A volta às aulas e a retomada de uma certa normalidade na vida têm causado estresse para alguns adolescentes. O que para um determinado grupo tem sido motivo de comemoração, para outro tem gerado medo, insegurança e ansiedade. Todos possíveis gatilhos para uma crise de pânico. Depois de tanto tempo afastado dos amigos, da vida social e do ambiente escolar, um aumento de casos de pânico em adolescentes já foi percebido nos consultórios médicos e de psicologia.

Primeira semana de aula e poucos dias no presencial já foram suficientes para que o filho mais velho da publicitária Isabela Novaes tivesse a primeira crise. "Ele é um menino ansioso, mas até o momento não tinha apresentado nenhum comportamento que precisássemos cuidar ou estar mais atento", conta. "Ele simplesmente achou que ia morrer. Dizia que estava com dificuldade de respirar, o corpo tremia e o coração disparou. A única coisa a fazer era acalmá-lo, mas ficamos assustados".

Assusta presenciar a cena de um filho ou filha tendo uma crise de pânico. E está longe de não existir uma explicação mais concreta para o que está acontecendo. Os adolescentes tiveram um longo período em que a vida ficou suspensa e, de certa forma, puderam se manter escondidos em suas "tocas de urso" como apelidou o psicólogo Marcelo Wild Veiga, especialista nesta faixa etária.

 Foto: Estadão

"Eles ficaram uma etapa da vida hibernando, longe do convívio social, algo fundamental nesta etapa da vida. Na pandemia alguns já começaram a panicar quando começaram a sentir que não dava para ficar fora do mundo e, também, não dava para ficar dentro", fala. Para ele, o retorno está deixando tudo mais em flagrante. "A hora em que você sai para o mundo, é preciso lidar com ele, não dá apenas para desligar a câmera, fechar a porta do quarto e afastar os inúmeros conflitos, até mesmo viagens de férias se tornaram desafiadoras em toda a sua exposição. Temos visto acontecer e é um fato concreto", enfatiza.

E foi justamente nas férias que a família da Adriana Campos, historiadora, enfrentou o primeiro episódio com a filha adolescente de 17 anos. "Estávamos dentro do avião, sentados, com cinto e ela entrou em pânico. Disse que não conseguia ficar ali com aquele monte de gente, que não ia conseguir viajar, precisava sair. Saímos todos e não teve viagem", conta.

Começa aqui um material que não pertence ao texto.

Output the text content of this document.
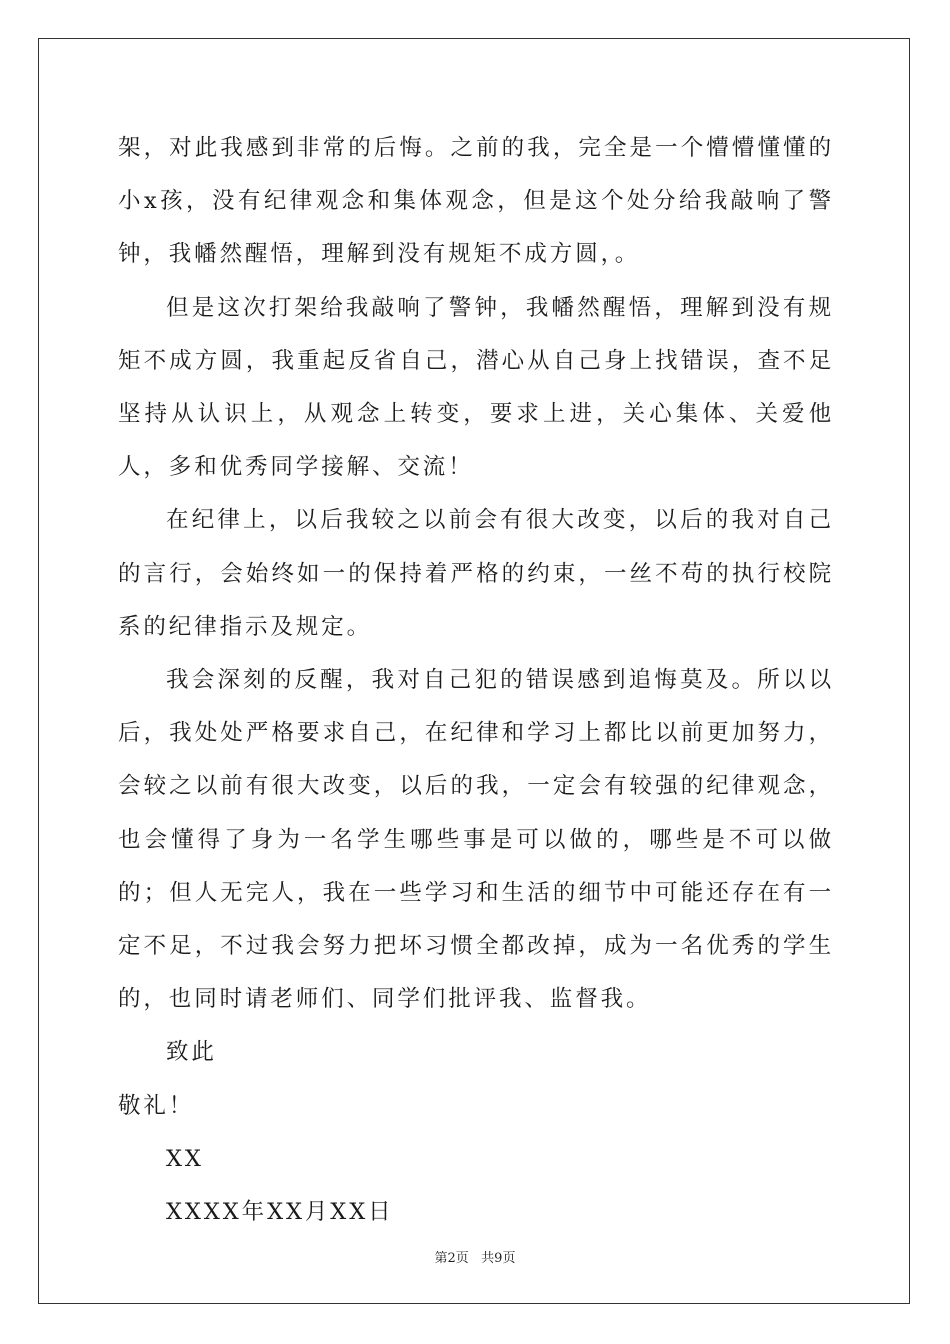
架，对此我感到非常的后悔。之前的我，完全是一个懵懵懂懂的小x孩，没有纪律观念和集体观念，但是这个处分给我敲响了警钟，我幡然醒悟，理解到没有规矩不成方圆，。

但是这次打架给我敲响了警钟，我幡然醒悟，理解到没有规矩不成方圆，我重起反省自己，潜心从自己身上找错误，查不足坚持从认识上，从观念上转变，要求上进，关心集体、关爱他人，多和优秀同学接解、交流！

在纪律上，以后我较之以前会有很大改变，以后的我对自己的言行，会始终如一的保持着严格的约束，一丝不苟的执行校院系的纪律指示及规定。

我会深刻的反醒，我对自己犯的错误感到追悔莫及。所以以后，我处处严格要求自己，在纪律和学习上都比以前更加努力，会较之以前有很大改变，以后的我，一定会有较强的纪律观念，也会懂得了身为一名学生哪些事是可以做的，哪些是不可以做的；但人无完人，我在一些学习和生活的细节中可能还存在有一定不足，不过我会努力把坏习惯全都改掉，成为一名优秀的学生的，也同时请老师们、同学们批评我、监督我。

致此

敬礼！

XX

XXXX年XX月XX日

第2页   共9页
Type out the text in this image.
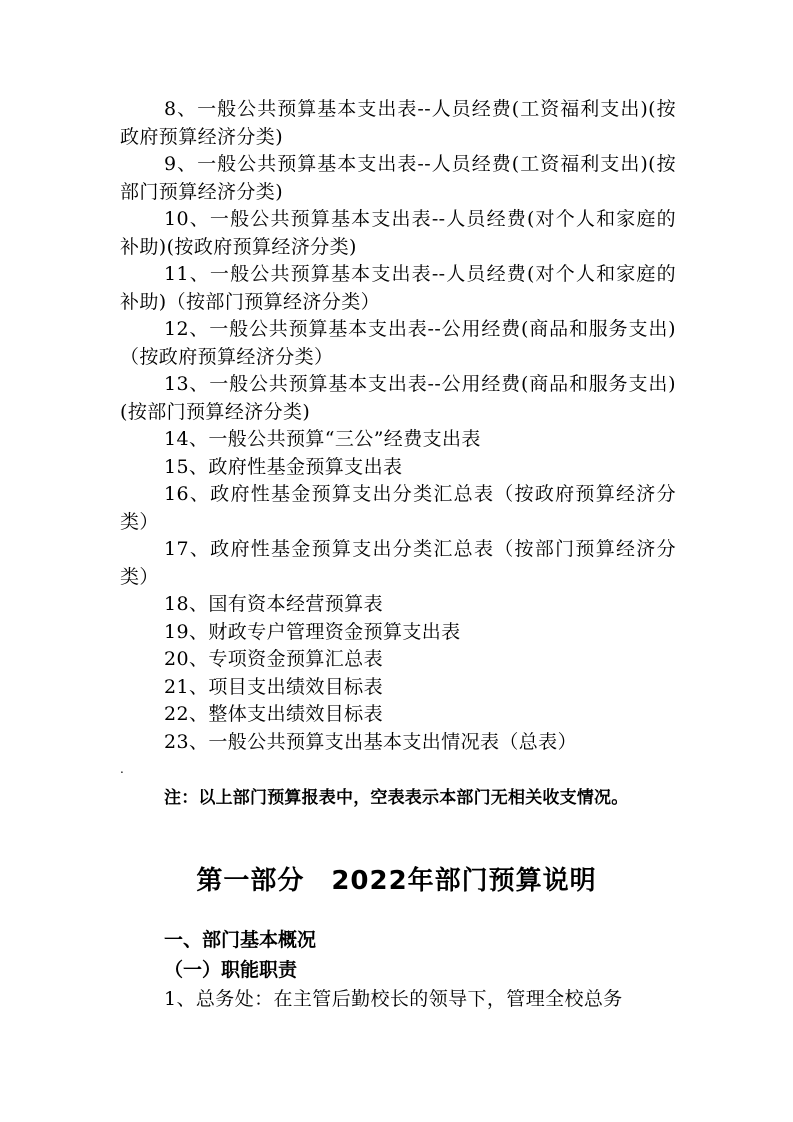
8、一般公共预算基本支出表--人员经费(工资福利支出)(按政府预算经济分类)
9、一般公共预算基本支出表--人员经费(工资福利支出)(按部门预算经济分类)
10、一般公共预算基本支出表--人员经费(对个人和家庭的补助)(按政府预算经济分类)
11、一般公共预算基本支出表--人员经费(对个人和家庭的补助)（按部门预算经济分类）
12、一般公共预算基本支出表--公用经费(商品和服务支出)（按政府预算经济分类）
13、一般公共预算基本支出表--公用经费(商品和服务支出)(按部门预算经济分类)
14、一般公共预算“三公”经费支出表
15、政府性基金预算支出表
16、政府性基金预算支出分类汇总表（按政府预算经济分类）
17、政府性基金预算支出分类汇总表（按部门预算经济分类）
18、国有资本经营预算表
19、财政专户管理资金预算支出表
20、专项资金预算汇总表
21、项目支出绩效目标表
22、整体支出绩效目标表
23、一般公共预算支出基本支出情况表（总表）
.
注：以上部门预算报表中，空表表示本部门无相关收支情况。
第一部分　2022年部门预算说明
一、部门基本概况
（一）职能职责
1、总务处：在主管后勤校长的领导下，管理全校总务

Camlia dos Santos Albuquerque também relata um acontecimento com o filho de 16 anos. "Com a volta às aulas, a escola dele fez algumas provas que eles chamam de avaliação diagnóstica que é só pra saber como o aluno voltou. Bom, agora é presencial né e até então ele vinha fazendo tudo online", desabafa Camila que no dia recebeu um telefonema da escola porque o filho tinha tido uma crise de pânico e estava na enfermaria no aguardo da mãe.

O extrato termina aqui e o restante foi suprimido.